By Jeremy Herb - 11/06/12 10:13 PM EST
“The war game that took place developed in the direction of containment and restraint, with the actors motivated mainly by rational considerations and critical interests,” the authors wrote.
“This sense of an imminent decision has since abated somewhat, but after the US and Israeli elections, the question of an attack will undoubtedly resurface,” the report says. “It is therefore critical to continue to examine the potential ramifications of an attack.”
Israeli Prime Minister Benjamin Netanyahu has threatened this year that Israel might launch a unilateral attack on Iran’s nuclear facilities, sparking tensions with the United States.
Netanyahu pushed back the timeline for a potential attack during his September U.N. speech, suggesting a decision would not come for Israel until spring 2013.
President Obama has urged Israel to wait for a diplomatic solution to the nuclear dispute, although he’s said that no options, including military ones, are off the table to prevent Iran from obtaining a nuclear weapon.

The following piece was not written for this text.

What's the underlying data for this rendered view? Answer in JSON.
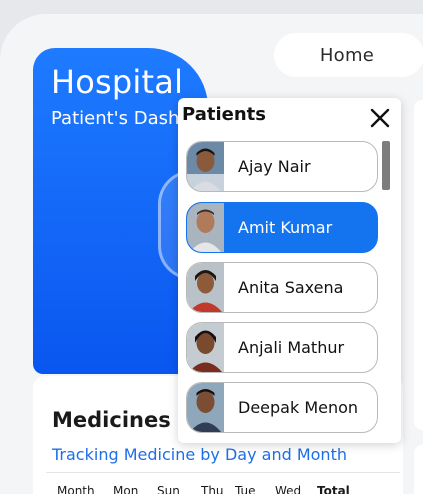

The war game did not appear to take into account whether Obama or Mitt Romney wins the presidential election.
The scenario says that Israel attacks Iran’s nuclear facilities on Nov. 9, and does not tell Washington until its planes are already in the air.
Nonetheless, the United States stood by Israel’s side and did not expose any differences of opinion, in order to present a united front against possible regional escalation.

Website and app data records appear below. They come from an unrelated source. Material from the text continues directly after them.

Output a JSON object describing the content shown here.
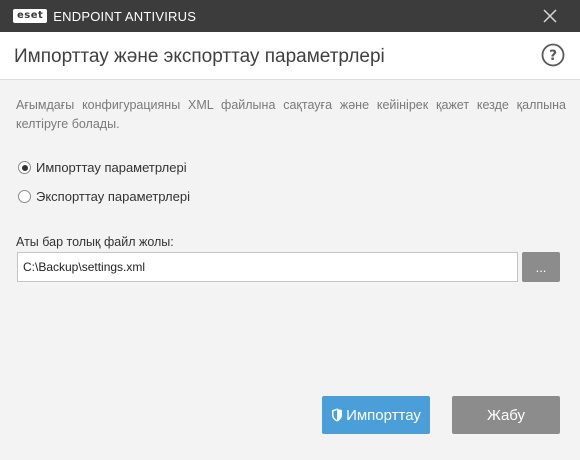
{
  "titlebar": {
    "logo_text": "eset",
    "app_name": "ENDPOINT ANTIVIRUS",
    "close_icon": "close-icon"
  },
  "header": {
    "title": "Импорттау және экспорттау параметрлері",
    "help_icon": "help-icon"
  },
  "description": "Ағымдағы конфигурацияны XML файлына сақтауға және кейінірек қажет кезде қалпына келтіруге болады.",
  "options": {
    "import_label": "Импорттау параметрлері",
    "export_label": "Экспорттау параметрлері",
    "selected": "import"
  },
  "path": {
    "label": "Аты бар толық файл жолы:",
    "value": "C:\\Backup\\settings.xml",
    "browse_label": "..."
  },
  "actions": {
    "import_label": "Импорттау",
    "import_icon": "shield-icon",
    "close_label": "Жабу"
  },
  "colors": {
    "titlebar": "#3c3c3c",
    "primary_button": "#4a9fd8",
    "secondary_button": "#8c8c8c"
  }
}
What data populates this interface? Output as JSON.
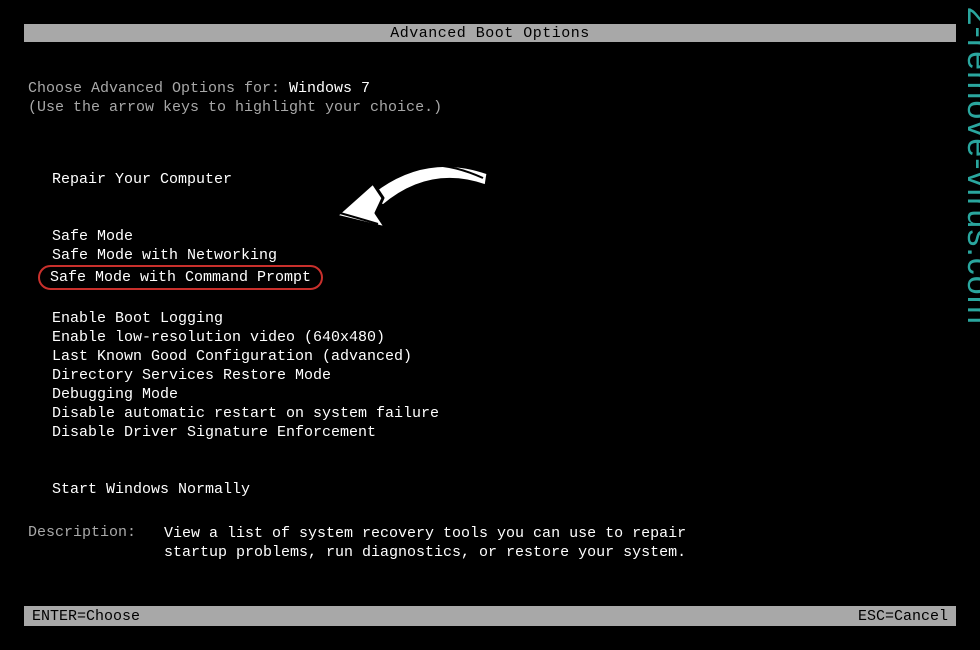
{
  "title": "Advanced Boot Options",
  "choose_prefix": "Choose Advanced Options for: ",
  "os_name": "Windows 7",
  "hint": "(Use the arrow keys to highlight your choice.)",
  "menu": {
    "group1": [
      "Repair Your Computer"
    ],
    "group2": [
      "Safe Mode",
      "Safe Mode with Networking",
      "Safe Mode with Command Prompt"
    ],
    "group3": [
      "Enable Boot Logging",
      "Enable low-resolution video (640x480)",
      "Last Known Good Configuration (advanced)",
      "Directory Services Restore Mode",
      "Debugging Mode",
      "Disable automatic restart on system failure",
      "Disable Driver Signature Enforcement"
    ],
    "group4": [
      "Start Windows Normally"
    ],
    "highlighted_index": 2
  },
  "description": {
    "label": "Description:",
    "text": "View a list of system recovery tools you can use to repair startup problems, run diagnostics, or restore your system."
  },
  "footer": {
    "left": "ENTER=Choose",
    "right": "ESC=Cancel"
  },
  "watermark": "2-remove-virus.com"
}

Iran responded by launching missiles at Tel Aviv and a nuclear research site in the Negev, and encouraging its proxies like Hezbollah to respond in Israel with terrorism.
But the scenario found that Iran was somewhat limited in its options to attack Israel, and that it could do more damage in the Gulf, by taking actions such as closing the Strait of Hormuz.
But Iran understood the cost if it made offensive moves in the Persian Gulf, including involving the U.S. militarily, and Washington decided it would only take military action against Iran if it tried to close the Strait of Hormuz or attack American bases in the Gulf.
The scenario found that Israel could not rely on the international community for much help because of Russia, as it suggested the U.S.-Russia divide would paralyze the international community.
At the end of the simulation, Iran continues to attack Israel, along with its proxies, while Israel seeks to contain the attacks.